Runai StatefulSet insufficient replicas / Runai StatefulSet no available replicas

Meaning Runai statefulset has no available pods
Impact Absence of Metrics Database Unavailability
Severity Critical
Diagnosis To diagnose the issue, follow these steps: Check the status of the stateful sets in the runai-backend namespace by running the following command:kubectl get statefulset -n runai-backend Identify any stateful sets that have no running pods. These are the ones that might be causing the problem.
Troubleshooting/Mitigation Once you've identified the problematic stateful sets, follow these steps to mitigate the issue: Describe the stateful set to get detailed information on why it cannot create pods. Replace X with the name of the stateful set:kubectl describe statefulset X -n runai-backend Review the description output to understand the root cause of the issue. Look for events or error messages that explain why the pods are not being created. If you're unable to resolve the issue based on the information gathered, contact Run:ai support for further assistance.

Adding a custom alert

You can add additional alerts from Run:ai. Alerts are triggered by using the Prometheus query language with any Run:ai metric.

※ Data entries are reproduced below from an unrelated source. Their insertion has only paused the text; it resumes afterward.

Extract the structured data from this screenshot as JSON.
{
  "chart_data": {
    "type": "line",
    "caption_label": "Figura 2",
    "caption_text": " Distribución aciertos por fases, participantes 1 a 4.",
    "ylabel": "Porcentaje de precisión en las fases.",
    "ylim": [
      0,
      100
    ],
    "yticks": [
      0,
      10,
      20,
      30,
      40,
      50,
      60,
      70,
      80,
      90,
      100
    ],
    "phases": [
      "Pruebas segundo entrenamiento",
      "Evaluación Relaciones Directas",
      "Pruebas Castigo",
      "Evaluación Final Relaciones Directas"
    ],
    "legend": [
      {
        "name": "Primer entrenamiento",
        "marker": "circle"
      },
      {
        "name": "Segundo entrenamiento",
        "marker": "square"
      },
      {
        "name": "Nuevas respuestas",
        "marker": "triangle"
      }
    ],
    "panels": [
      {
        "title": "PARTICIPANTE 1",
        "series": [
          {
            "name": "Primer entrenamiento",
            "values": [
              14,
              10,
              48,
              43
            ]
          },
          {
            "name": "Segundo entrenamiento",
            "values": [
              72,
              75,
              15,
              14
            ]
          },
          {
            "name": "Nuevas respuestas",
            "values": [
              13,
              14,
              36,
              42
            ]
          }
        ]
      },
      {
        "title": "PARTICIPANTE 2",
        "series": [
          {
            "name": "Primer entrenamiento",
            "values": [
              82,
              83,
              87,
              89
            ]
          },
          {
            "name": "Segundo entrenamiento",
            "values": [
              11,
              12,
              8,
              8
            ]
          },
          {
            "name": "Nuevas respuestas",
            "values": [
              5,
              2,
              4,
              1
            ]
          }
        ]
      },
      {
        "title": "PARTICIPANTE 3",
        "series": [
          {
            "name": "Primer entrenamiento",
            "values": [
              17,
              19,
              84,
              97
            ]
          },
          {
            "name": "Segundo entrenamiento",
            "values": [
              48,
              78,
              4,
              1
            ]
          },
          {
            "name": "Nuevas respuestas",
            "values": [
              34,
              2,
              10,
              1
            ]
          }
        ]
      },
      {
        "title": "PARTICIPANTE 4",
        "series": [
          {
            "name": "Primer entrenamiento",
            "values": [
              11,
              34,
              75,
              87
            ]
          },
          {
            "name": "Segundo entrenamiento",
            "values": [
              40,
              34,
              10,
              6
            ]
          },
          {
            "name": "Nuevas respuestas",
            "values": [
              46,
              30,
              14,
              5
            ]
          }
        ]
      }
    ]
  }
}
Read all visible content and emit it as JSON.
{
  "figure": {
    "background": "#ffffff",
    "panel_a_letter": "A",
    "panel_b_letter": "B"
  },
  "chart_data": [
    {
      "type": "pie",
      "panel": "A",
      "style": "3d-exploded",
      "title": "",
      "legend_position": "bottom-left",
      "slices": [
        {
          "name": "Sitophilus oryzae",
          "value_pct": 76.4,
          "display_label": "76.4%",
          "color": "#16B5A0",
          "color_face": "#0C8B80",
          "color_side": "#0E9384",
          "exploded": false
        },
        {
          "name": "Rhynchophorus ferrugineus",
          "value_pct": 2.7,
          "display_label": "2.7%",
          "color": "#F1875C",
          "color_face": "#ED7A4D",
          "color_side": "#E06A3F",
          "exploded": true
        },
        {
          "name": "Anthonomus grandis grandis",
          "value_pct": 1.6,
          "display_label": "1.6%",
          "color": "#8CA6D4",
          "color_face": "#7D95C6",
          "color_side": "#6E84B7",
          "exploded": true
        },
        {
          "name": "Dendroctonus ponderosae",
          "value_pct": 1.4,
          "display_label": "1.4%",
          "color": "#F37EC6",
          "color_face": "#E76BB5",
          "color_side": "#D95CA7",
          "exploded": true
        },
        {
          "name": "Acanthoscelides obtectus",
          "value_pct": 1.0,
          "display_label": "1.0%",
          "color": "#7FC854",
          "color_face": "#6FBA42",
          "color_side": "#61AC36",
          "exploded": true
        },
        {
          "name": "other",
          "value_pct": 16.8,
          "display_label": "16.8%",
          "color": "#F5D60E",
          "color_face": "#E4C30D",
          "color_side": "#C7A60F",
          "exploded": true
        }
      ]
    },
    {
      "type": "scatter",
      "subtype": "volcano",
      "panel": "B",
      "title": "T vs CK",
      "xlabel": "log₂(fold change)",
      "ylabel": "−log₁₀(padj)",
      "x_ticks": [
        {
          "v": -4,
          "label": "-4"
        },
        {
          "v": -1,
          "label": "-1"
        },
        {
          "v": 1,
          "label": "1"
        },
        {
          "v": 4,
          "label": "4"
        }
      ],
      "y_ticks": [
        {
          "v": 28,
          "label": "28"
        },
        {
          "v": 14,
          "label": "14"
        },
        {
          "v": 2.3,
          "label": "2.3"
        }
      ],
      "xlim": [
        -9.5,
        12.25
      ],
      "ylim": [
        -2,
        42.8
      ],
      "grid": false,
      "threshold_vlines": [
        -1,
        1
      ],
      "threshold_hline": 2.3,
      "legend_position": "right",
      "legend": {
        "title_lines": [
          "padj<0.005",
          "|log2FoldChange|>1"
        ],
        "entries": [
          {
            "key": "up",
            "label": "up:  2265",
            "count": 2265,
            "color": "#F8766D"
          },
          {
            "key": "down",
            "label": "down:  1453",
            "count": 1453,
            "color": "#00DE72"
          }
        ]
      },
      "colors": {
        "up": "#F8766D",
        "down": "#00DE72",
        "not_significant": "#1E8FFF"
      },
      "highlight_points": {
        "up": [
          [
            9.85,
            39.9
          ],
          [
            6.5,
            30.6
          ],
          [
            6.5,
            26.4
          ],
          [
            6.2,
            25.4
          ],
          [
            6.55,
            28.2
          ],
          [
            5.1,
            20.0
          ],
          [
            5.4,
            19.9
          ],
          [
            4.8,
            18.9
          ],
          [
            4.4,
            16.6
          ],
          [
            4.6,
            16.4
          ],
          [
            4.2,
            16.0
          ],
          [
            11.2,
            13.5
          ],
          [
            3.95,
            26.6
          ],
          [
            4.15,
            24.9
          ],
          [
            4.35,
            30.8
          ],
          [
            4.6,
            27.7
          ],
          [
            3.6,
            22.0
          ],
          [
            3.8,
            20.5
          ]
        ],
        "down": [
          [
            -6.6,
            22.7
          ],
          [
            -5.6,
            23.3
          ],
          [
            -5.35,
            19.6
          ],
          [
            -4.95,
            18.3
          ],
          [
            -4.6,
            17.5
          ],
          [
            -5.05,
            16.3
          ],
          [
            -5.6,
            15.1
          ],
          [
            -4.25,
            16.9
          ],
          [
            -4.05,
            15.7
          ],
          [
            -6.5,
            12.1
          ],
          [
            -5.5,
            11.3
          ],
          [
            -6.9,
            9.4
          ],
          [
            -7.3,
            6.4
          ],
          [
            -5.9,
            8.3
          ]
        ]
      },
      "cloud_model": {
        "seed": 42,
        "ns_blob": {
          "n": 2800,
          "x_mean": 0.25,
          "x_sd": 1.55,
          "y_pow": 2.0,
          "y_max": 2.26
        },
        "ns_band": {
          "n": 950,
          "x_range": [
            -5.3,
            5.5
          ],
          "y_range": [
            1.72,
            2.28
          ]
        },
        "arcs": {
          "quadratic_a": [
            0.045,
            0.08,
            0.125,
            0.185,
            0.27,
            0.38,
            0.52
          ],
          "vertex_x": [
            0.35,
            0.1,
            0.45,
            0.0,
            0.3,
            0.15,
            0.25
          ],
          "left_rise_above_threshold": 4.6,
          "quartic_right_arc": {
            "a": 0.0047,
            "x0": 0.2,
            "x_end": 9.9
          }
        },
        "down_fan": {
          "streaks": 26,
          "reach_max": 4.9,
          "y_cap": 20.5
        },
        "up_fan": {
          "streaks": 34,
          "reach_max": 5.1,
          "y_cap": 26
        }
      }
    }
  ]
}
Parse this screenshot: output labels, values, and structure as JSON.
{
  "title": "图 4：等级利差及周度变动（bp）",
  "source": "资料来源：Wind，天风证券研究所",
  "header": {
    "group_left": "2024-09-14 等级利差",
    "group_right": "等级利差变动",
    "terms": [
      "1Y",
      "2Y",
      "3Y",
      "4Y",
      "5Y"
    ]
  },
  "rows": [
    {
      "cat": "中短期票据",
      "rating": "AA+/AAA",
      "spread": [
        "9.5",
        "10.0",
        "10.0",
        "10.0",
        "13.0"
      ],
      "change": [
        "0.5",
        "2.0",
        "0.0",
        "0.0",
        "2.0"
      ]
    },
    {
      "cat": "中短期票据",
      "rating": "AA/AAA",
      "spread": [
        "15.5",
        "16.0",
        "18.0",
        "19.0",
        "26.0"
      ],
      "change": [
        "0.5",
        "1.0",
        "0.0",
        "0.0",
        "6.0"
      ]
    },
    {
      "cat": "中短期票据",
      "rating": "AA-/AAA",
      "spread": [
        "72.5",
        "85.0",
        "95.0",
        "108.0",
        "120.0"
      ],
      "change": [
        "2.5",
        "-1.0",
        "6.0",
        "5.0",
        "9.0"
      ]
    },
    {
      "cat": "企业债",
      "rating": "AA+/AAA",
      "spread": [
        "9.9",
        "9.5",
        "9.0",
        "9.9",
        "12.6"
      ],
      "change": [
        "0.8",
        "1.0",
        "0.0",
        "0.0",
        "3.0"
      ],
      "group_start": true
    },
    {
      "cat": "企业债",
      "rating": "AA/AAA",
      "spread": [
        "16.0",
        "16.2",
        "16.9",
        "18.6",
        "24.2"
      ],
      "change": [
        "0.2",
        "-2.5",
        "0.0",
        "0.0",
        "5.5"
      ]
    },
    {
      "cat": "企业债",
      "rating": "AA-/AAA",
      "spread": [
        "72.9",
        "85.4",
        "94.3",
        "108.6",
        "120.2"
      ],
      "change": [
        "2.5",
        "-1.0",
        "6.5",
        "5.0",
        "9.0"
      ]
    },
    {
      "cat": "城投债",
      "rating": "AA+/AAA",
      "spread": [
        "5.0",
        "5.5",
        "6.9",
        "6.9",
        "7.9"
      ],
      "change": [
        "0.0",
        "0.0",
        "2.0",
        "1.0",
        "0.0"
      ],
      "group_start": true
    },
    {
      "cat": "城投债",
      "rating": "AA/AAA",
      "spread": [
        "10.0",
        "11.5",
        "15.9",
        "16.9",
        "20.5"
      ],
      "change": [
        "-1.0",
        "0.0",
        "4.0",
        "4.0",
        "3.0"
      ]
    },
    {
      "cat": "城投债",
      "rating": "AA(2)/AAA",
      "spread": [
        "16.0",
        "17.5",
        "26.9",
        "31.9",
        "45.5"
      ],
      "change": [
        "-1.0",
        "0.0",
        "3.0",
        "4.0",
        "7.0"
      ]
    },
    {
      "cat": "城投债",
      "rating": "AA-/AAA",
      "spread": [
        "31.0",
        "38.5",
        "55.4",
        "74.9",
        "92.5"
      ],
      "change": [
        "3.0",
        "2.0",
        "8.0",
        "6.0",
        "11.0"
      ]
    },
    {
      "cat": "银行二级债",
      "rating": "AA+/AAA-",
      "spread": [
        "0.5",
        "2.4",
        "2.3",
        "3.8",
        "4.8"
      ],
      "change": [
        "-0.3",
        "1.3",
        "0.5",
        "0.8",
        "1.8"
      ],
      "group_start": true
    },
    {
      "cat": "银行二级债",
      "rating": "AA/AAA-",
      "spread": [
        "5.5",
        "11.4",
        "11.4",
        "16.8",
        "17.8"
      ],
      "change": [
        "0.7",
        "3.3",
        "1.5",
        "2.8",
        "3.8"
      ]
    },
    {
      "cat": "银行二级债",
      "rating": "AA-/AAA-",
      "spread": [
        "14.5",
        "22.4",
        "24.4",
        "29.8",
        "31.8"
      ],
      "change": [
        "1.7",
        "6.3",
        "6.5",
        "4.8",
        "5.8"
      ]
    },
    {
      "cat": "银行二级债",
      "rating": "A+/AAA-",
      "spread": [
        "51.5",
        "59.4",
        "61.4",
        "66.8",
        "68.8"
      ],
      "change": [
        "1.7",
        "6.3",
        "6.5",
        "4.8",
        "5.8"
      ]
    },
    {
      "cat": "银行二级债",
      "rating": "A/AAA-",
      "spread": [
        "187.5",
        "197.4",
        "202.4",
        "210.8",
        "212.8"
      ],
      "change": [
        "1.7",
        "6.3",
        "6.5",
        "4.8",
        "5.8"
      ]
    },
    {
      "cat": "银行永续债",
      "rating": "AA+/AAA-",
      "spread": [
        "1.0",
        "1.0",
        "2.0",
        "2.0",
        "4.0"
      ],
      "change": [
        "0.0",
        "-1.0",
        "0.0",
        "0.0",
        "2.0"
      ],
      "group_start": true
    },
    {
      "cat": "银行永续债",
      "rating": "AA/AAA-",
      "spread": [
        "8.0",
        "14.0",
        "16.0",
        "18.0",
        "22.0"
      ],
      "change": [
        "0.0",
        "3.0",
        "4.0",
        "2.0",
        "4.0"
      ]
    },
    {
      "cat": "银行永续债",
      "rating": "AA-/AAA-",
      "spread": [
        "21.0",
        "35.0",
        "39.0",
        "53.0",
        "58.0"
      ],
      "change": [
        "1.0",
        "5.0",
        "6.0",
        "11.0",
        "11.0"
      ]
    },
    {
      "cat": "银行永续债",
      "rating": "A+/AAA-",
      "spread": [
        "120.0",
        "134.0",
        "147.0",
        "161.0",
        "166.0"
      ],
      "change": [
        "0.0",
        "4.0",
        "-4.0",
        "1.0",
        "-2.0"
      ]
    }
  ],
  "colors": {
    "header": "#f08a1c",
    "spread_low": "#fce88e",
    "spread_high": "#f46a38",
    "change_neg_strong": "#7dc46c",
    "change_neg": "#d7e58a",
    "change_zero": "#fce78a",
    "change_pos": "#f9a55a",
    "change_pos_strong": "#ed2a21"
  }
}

To create an alert, follow these steps using Prometheus query language with Run:ai Metrics:

  • Modify Values File: Use the upgrade cluster instructions to modify the values file.
  • Add Alert Structure: Incorporate alerts according to the structure outlined below. Replace placeholders <ALERT-NAME>, <ALERT-SUMMARY-TEXT>, <PROMQL-EXPRESSION>, <optional: duration s/m/h>, and <critical/warning> with appropriate values for your alert, as described below.

kube-prometheus-stack:  
   additionalPrometheusRulesMap:  
     custom-runai:  
       groups:  
       - name: custom-runai-rules  
         rules:  
         - alert: <ALERT-NAME>  
           annotations:  
             summary: <ALERT-SUMMARY-TEXT>  
           expr:  <PROMQL-EXPRESSION>  
           for: <optional: duration s/m/h>  
           labels:  
             severity: <critical/warning>
* <ALERT-NAME>: Choose a descriptive name for your alert, such as HighCPUUsage or LowMemory.
<ALERT-SUMMARY-TEXT>: Provide a brief summary of what the alert signifies, for example, High CPU usage detected or Memory usage below threshold.
<PROMQL-EXPRESSION>: Construct a Prometheus query (PROMQL) that defines the conditions under which the alert should trigger. This query should evaluate to a boolean value (1 for alert, 0 for no alert).
<optional: duration s/m/h>: Optionally, specify a duration in seconds (s), minutes (m), or hours (h) that the alert condition should persist before triggering an alert. If not specified, the alert triggers as soon as the condition is met.
<critical/warning>: Assign a severity level to the alert, indicating its importance. Choose between critical for severe issues requiring immediate attention, or warning for less critical issues that still need monitoring.

You can find an example in the Prometheus documentation.